看很多大佬都在用python爬取图片,其实java也可以啦,这里就通过一个例子来跑一把啦
话不多说,上代码
private final static String driver = "webdriver.chrome.driver";
private final static String chromeDriver = "C:\\Users\\d\\AppData\\Local\\Google\\Chrome\\Application\\chromedriver.exe";
//网址
private final static String emojiWebAddress = "https://www.dbbqb.com/";
static {
// 引入谷歌驱动 控制浏览器
System.setProperty(driver, chromeDriver);
}
public static void main(String[] args) {
System.out.println("正在打开浏览器");
//1、获取谷歌浏览器控制 打开浏览器
WebDriver driver = new ChromeDriver();
driver.manage().window().maximize();//浏览器最大化
//2、超时等待30秒
Duration duration = Duration.ofSeconds(3);
driver.manage().timeouts().implicitlyWait(duration);
//3、跳转到表情包网址
driver.get(emojiWebAddress);
while (true){
driver.navigate().refresh();
try {
//4、获取到元素
WebElement bqbEle = driver.findElement(By.xpath("//*[@id=\"root\"]/div[4]"));
//5、获取到最大的排和列的元素
WebElement bigDivEle = bqbEle.findElement(By.xpath("div"));
//6、获取到所有的49
List<WebElement> jss49DivList = bqbEle.findElements(By.className("jss49"));
//7、循环49拿到50
for (WebElement rowEle : jss49DivList) {
//拿到单个的div
List<WebElement> js50DivList = rowEle.findElements(By.xpath("div"));
//循环下获取到链接
for (WebElement js50 : js50DivList) {
String src = js50.findElement(By.className("lazyload-wrapper"))

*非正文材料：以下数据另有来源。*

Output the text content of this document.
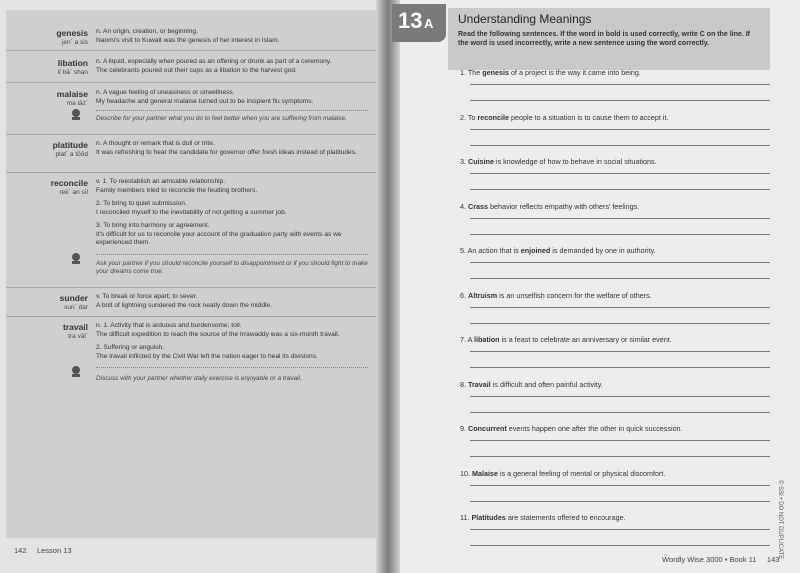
genesis
jen´ a sis
n. An origin, creation, or beginning.
Naomi's visit to Kuwait was the genesis of her interest in Islam.
libation
lī bā´ shan
n. A liquid, especially when poured as an offering or drunk as part of a ceremony.
The celebrants poured out their cups as a libation to the harvest god.
malaise
ma lāz´
n. A vague feeling of uneasiness or unwellness.
My headache and general malaise turned out to be incipient flu symptoms.
Describe for your partner what you do to feel better when you are suffering from malaise.
platitude
plat´ a tōōd
n. A thought or remark that is dull or trite.
It was refreshing to hear the candidate for governor offer fresh ideas instead of platitudes.
reconcile
rek´ an sīl
v. 1. To reestablish an amicable relationship.
Family members tried to reconcile the feuding brothers.
2. To bring to quiet submission.
I reconciled myself to the inevitability of not getting a summer job.
3. To bring into harmony or agreement.
It's difficult for us to reconcile your account of the graduation party with events as we experienced them.
Ask your partner if you should reconcile yourself to disappointment or if you should fight to make your dreams come true.
sunder
sun´ dar
v. To break or force apart; to sever.
A bolt of lightning sundered the rock neatly down the middle.
travail
tra vāl´
n. 1. Activity that is arduous and burdensome; toil.
The difficult expedition to reach the source of the Irrawaddy was a six-month travail.
2. Suffering or anguish.
The travail inflicted by the Civil War left the nation eager to heal its divisions.
Discuss with your partner whether daily exercise is enjoyable or a travail.
142 Lesson 13
13 A Understanding Meanings
Read the following sentences. If the word in bold is used correctly, write C on the line. If the word is used incorrectly, write a new sentence using the word correctly.
1. The genesis of a project is the way it came into being.
2. To reconcile people to a situation is to cause them to accept it.
3. Cuisine is knowledge of how to behave in social situations.
4. Crass behavior reflects empathy with others' feelings.
5. An action that is enjoined is demanded by one in authority.
6. Altruism is an unselfish concern for the welfare of others.
7. A libation is a feast to celebrate an anniversary or similar event.
8. Travail is difficult and often painful activity.
9. Concurrent events happen one after the other in quick succession.
10. Malaise is a general feeling of mental or physical discomfort.
11. Platitudes are statements offered to encourage.
Wordly Wise 3000 • Book 11 143
© SSI • DO NOT DUPLICATE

.findElement(By.xpath("a"))
.findElement(By.xpath("img")).getAttribute("src");
//获取到当前时间戳
Long l = System.currentTimeMillis();
//生成4位随机数
Integer i =(Integer)new Random().nextInt(9999);
//提供一个网址下载
TuPianXiaZai.downloadPicture(src,"E:\\Download\\"+l.toString()+i.toString()+".jpg");
}
System.out.println("下载了一排");
}
}catch (Exception e){
e.printStackTrace();
System.err.println("报错了!!!");
}
}
}
/**
* @Description: 下载图片到本地
* @Param: [urlList图片地址, path本地地址]
* @return: void
* @Author: xjx
* @Date: 2022/9/21
*/
private static void downloadPicture(String urlList, String path) {
URL url = null;
try {
url = new URL(urlList);
DataInputStream dataInputStream = new DataInputStream(url.openStream());
FileOutputStream fileOutputStream = new FileOutputStream(new File(path));
ByteArrayOutputStream output = new ByteArrayOutputStream();
byte[] buffer = new byte[1024];
int length;
while ((length = dataInputStream.read(buffer)) > 0) {
output.write(buffer, 0, length);
}
fileOutputStream.write(output.toByteArray());
dataInputStream.close();
fileOutputStream.close();
} catch (MalformedURLException e) {
e.printStackTrace();
} catch (IOException e) {
e.printStackTrace();
}
}
我运行后,发现这个网址是有反爬机制的,这里用了一种无限循环的方式来解决,反正每次刷新图都不一样,代码仅供学习嗷,这里建议大家千万别去恶意爬取人家的资源,容易被逮。